Once firmly stationary, the hose is pulled out across the field, in this case in a lane mowed between wild flowers. But are they wild, if grown as a crop? The more hose off the reel, the heavier, and we’re talking too heavy for humans from every angle.
Just moving the rig requires motorized towing. Getting the towing pin to insert into the gator’s towing hole is especially tedious in the current setup. Extending the hose takes a bonafied tractor. The gator runs out of oomph after so many hundred feet. Hose is heavy, especially when full of water.
Is that a tremor I’m feeling? The destination trailer is wobbling slightly. That might be wind catching the awning, but I mostly retracted that. Time: 5:20 pm PDF. The Pacific Northwest is on the Ring of Fire and, like Japan, is prone to seismic events.
Sam discussed his evolving landscaping dreams, which include a raised and leveled dirt platform for a dome, which he’d design. Adding structures requires permitting. The place has come a long way already, what with all the new irrigation piping and the informal Flextegrity Museum, which only a tiny elite get to see.
The Flextegrity Museum inherits from Lattice Gallery in downtown Portland, a popup Sam financed in 2019. I was one of the several volunteers on tap to give tours. I’m up for playing that same role today, and in the meantime serve as location scout, looking for places to make our movies.
I talked about a movie shoot where we’d show off a high tech yurt, advertising our Global U tech of tomorrow. We’d have all the shots in the can within days and the director and crew could either stay in this trailer, and / or in town (Springfield and Eugene are but minutes away).
The high tech yurt idea goes way back and I know some folks live in them already. By high tech I mean they’re wired for internet and the people inside are able to tune in the whole world. Yet it’s a remote rural setting with no real need for yellow school buses.
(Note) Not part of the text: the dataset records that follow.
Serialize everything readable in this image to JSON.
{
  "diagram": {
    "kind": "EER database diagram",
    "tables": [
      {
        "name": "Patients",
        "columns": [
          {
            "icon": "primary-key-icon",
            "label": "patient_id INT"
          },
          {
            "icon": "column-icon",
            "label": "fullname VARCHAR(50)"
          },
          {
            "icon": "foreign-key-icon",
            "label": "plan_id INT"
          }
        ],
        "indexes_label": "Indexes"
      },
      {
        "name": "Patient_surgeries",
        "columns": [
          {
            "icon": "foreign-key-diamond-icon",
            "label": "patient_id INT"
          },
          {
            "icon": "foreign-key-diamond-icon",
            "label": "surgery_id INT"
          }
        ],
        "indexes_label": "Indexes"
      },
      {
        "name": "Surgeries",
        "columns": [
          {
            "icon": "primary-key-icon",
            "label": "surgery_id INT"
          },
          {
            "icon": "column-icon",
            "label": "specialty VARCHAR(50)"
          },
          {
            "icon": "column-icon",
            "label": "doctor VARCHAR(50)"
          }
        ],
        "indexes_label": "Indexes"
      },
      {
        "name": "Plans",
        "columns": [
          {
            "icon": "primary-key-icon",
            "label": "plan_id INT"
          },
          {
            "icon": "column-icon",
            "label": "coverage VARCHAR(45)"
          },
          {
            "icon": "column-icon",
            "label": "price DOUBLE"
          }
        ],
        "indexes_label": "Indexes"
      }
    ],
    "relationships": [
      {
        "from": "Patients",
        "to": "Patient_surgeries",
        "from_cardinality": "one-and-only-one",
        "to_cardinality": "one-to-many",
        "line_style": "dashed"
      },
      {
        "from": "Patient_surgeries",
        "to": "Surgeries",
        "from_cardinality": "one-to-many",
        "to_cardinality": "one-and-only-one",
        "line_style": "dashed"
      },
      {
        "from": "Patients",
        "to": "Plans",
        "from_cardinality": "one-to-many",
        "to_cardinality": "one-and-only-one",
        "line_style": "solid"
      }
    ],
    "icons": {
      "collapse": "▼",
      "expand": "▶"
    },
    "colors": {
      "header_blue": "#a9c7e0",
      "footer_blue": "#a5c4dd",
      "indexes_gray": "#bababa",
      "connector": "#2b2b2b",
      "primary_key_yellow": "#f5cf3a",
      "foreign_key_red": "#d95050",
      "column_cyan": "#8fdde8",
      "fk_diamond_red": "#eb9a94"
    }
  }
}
Teachers appear online. The occasional van might swing by to take kids to their martial arts training or other team sport.
I don’t have this movie funded yet. Old Man River City either (they’re related). The Refugee Biz is big, maybe the biggest, but for now is back burner as armed thugs storm our precious agricultural lands and play Risk or My Kingdom with live ammo. We hope this wasteful form of cosplay will be ended shortly. These Global U resources, human especially, are needed for more adult purposes.